Share the app with the operations leadership team. They now have a running archive of every report the organization has ever generated, all in the same format, all comparable.
Step 7: Add a template evolution process
Templates need to change over time. The business adds new metrics, drops old ones, and reshapes commentary. Because the template is a file in the agent's filesystem, the update flow is:
"Open
/template.md, add a new section after 'On-Time Delivery' called 'Customer Satisfaction Score' with placeholders for{{csat_score}}and{{csat_mom_change}}. Update/changelog.mdto log this change with today's date."
The agent updates both files. The next scheduled run uses the new template and every subsequent report includes the new section. The changelog file gives future readers a record of what changed and when — invaluable when someone asks "why did we start tracking CSAT in March?"
This is the pattern for every future template change. Treat the template like source code. Version it in the filesystem.
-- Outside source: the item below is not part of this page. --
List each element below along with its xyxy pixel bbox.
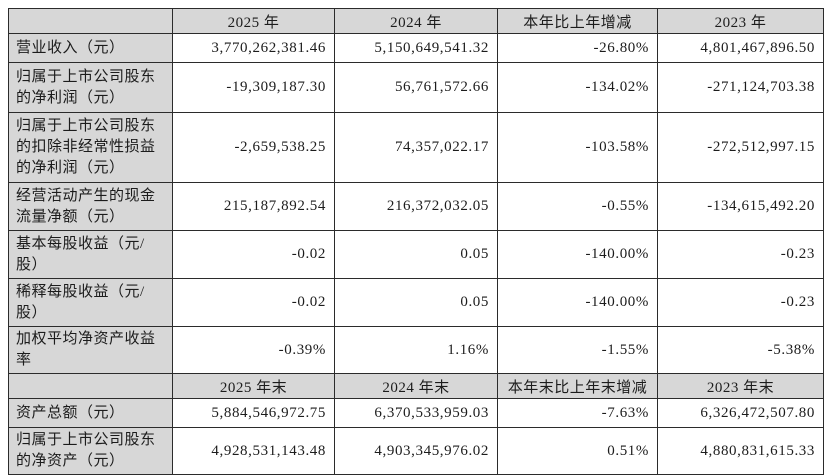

Log changes.
What you built
You now have:
- A scheduled agent that runs every month without human intervention.
- A templated report workflow with the template, the archive, and a change log all living as files the agent manages.
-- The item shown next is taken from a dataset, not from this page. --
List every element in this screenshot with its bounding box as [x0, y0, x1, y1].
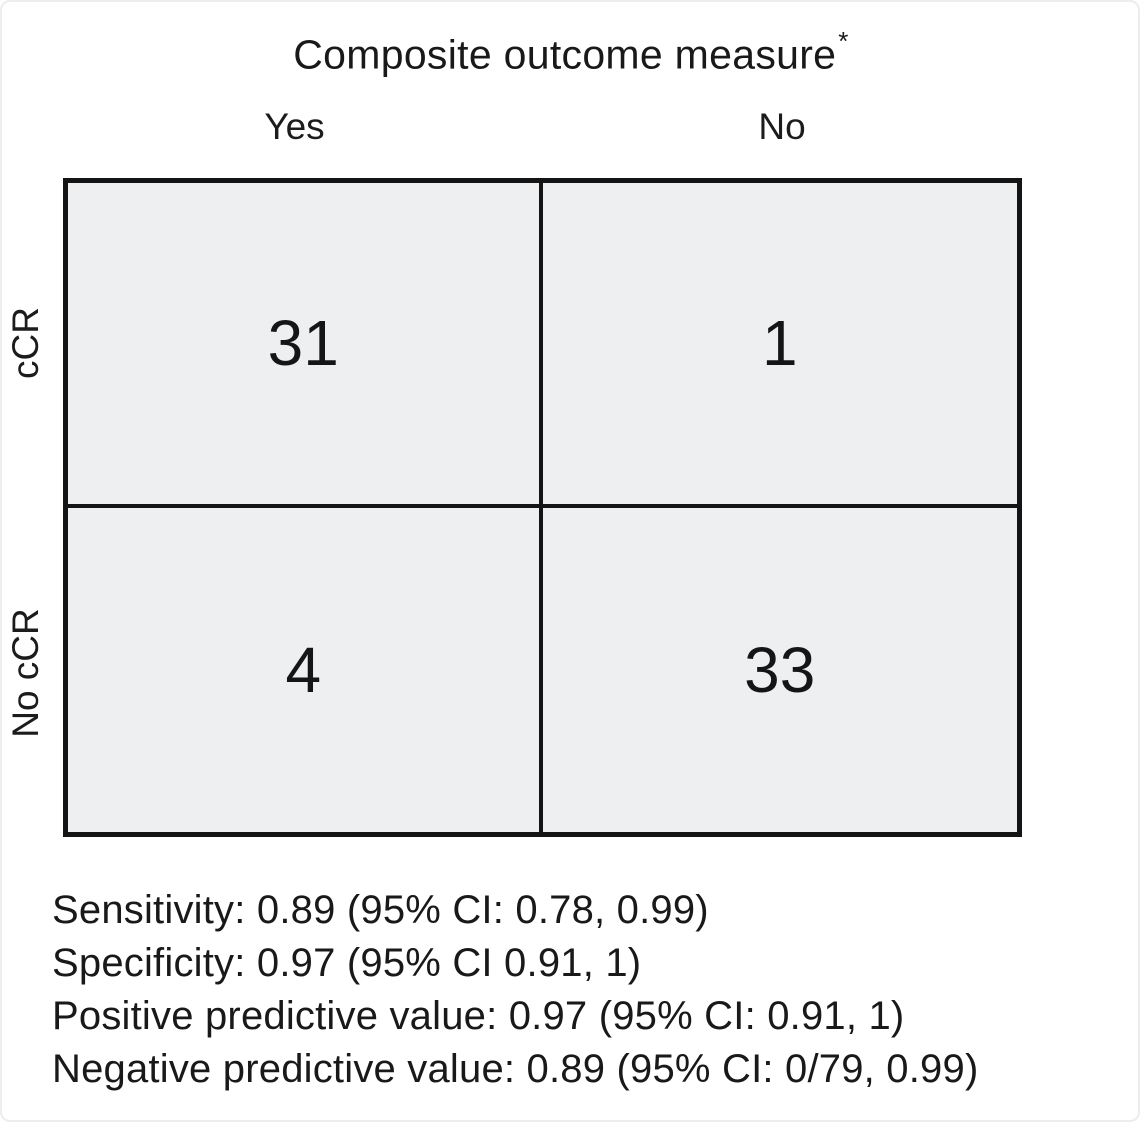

- A faithful archive where every past report is preserved in the exact same format, making month-over-month comparisons trivial.
- A browseable dashboard that gives leadership direct access to the archive without going through the person who used to generate reports.
- A template evolution process that handles "we need to start tracking X" by editing one file.
What used to take a day of the month from one person is now one scheduled run. What used to be buried in email is now a searchable archive. The filesystem is what makes this durable — the agent's memory of the template, the history, and the process lives on disk, not in a prompt someone has to remember to type.
Natural extensions
- Quarterly and annual rollups: a second scheduled agent that reads the monthly reports, writes a quarterly summary, and a yearly recap.
- Anomaly detection: the monthly agent compares this month's numbers against a rolling three-month average and highlights any metric that moved more than one standard deviation.
- Per-audience versions: the template can have sections tagged for different readers. A secondary agent reads the full report, extracts only the sections tagged "executive summary," and writes a shorter version for the leadership email.
- Decision log integration: when a report flags an exception, an operations manager can respond with "add a note in the decisions log that we are changing our pickup schedule in response to this." The agent writes a new file under
/decisions/and links it from the report.
Each extension is a new prompt. The filesystem keeps it all connected.